What Tariff Turbulence Means Heading Into 2026

At PMMI’s Annual Meeting, trade expert Leonardo Boccalon of TradeMoves LLC outlined the realities of the evolving tariff environment—and the strategies OEMs need to stay resilient heading into 2026.

These are modest wins, but they show that global partners still value open access to U.S. machinery and automation technologies — Boccalon
These are modest wins, but they show that global partners still value open access to U.S. machinery and automation technologies — Boccalon
Sean Riley

Even as the U.S. Supreme Court weighs the legality of current tariff policies, one takeaway is clear: tariffs aren’t going anywhere soon. Speaking at PMMI’s 2025 Annual Meeting, Leonardo Boccalon, Senior International Trade Analyst at TradeMoves LLC, urged manufacturers to prepare for an extended period of volatility in global trade and rising cost pressures.

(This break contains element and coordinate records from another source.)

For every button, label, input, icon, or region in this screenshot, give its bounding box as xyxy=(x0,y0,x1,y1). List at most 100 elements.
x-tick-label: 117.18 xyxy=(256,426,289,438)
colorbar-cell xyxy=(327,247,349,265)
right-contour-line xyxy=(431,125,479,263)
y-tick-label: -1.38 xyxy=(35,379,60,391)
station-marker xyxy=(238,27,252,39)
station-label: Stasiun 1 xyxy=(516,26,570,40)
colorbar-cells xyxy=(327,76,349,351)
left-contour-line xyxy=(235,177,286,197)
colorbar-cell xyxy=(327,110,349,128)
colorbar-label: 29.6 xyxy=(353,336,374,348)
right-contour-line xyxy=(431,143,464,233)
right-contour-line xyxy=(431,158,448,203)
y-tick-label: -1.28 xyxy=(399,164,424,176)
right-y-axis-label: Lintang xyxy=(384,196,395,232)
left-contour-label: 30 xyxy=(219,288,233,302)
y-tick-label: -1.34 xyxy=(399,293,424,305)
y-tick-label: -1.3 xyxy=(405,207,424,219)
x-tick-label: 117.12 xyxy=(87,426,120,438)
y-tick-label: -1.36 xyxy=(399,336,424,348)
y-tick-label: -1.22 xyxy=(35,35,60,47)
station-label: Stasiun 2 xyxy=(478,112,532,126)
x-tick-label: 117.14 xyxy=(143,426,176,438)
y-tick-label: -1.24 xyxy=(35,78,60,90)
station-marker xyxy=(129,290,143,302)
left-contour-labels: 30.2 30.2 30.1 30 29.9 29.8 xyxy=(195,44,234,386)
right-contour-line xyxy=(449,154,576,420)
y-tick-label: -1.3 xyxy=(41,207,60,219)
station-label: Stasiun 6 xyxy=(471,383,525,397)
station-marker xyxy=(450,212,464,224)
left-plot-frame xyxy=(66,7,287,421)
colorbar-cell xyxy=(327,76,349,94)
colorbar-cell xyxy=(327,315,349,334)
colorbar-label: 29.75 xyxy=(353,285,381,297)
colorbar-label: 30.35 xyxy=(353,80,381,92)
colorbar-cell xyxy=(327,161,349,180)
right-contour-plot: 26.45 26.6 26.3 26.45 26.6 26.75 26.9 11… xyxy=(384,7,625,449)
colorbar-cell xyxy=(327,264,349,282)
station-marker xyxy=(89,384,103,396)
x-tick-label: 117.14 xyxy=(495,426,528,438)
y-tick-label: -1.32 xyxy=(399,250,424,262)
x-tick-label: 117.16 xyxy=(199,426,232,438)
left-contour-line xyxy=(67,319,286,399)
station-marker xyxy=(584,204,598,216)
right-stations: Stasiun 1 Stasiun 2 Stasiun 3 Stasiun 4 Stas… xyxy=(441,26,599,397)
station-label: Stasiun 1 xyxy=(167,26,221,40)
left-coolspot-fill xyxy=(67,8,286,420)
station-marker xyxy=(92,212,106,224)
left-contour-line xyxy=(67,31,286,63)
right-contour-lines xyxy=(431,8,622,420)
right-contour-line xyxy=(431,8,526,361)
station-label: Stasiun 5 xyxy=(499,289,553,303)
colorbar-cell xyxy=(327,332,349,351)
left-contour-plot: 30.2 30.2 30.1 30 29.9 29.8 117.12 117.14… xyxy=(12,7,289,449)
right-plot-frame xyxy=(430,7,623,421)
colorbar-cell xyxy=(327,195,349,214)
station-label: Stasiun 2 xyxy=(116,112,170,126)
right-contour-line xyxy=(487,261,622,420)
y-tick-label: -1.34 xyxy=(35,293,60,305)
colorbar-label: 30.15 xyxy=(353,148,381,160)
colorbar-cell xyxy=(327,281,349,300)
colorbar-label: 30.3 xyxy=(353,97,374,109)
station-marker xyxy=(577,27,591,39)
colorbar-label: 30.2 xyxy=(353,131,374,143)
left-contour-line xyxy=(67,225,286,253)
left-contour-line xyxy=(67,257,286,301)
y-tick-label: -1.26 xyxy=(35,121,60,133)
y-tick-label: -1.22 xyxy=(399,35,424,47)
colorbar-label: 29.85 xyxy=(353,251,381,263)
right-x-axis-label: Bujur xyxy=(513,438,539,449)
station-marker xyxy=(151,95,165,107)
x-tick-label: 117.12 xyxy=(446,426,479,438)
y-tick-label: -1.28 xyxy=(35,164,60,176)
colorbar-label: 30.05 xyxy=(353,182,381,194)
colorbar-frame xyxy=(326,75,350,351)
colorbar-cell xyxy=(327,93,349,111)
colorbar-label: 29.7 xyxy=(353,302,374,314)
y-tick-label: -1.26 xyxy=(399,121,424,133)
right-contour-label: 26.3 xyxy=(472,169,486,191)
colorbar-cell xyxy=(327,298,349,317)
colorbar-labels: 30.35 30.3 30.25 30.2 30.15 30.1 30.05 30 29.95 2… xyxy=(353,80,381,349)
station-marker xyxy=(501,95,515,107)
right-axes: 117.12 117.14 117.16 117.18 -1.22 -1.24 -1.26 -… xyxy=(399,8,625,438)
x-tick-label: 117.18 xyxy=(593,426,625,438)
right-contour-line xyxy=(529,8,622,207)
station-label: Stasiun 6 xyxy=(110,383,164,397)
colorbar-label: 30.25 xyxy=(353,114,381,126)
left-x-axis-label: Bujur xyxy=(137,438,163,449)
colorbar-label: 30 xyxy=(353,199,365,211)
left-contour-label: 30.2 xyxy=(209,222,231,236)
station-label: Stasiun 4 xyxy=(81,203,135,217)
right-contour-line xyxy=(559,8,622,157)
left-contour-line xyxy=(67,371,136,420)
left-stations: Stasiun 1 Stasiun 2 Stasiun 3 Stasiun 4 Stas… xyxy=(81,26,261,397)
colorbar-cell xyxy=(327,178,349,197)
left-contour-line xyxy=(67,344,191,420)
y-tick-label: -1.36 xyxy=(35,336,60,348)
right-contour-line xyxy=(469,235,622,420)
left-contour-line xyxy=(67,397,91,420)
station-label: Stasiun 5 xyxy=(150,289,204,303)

“Tariffs have become not just an economic lever, but a foreign policy tool,” Boccalon said. “That means unpredictability is the new normal for manufacturers.”

Imports, exports, and exposure

According to Boccalon, U.S. machinery imports totaled nearly $7 billion in 2024, with top sources including the European Union, Switzerland, the United Kingdom, and Canada. Tariff exposure varies widely, ranging from approximately 13% to 50%, depending on the product's origin and material content, particularly for machinery that contains steel or aluminum.

At the same time, U.S. machinery exports reached roughly $2 billion, led by Canada, Mexico, and the EU. While retaliatory tariffs haven’t materialized to the extent expected earlier in the year, Boccalon noted that “tensions remain high, and that could change quickly as new trade disputes emerge.”

Steel and aluminum in focus

Boccalon highlighted recent expansions under Section 232, which governs steel and aluminum tariffs. The Trump administration’s second term has seen rates double from 25% to 50% on certain non-U.S. origin steel and aluminum content, with new coverage now extending to components and subassemblies.

“Machinery isn’t yet directly subject to Section 232 duties, but the rulemaking process requires annual review,” Boccalon warned. “That opens the door for machinery components to be pulled into scope—something the industry must monitor closely.”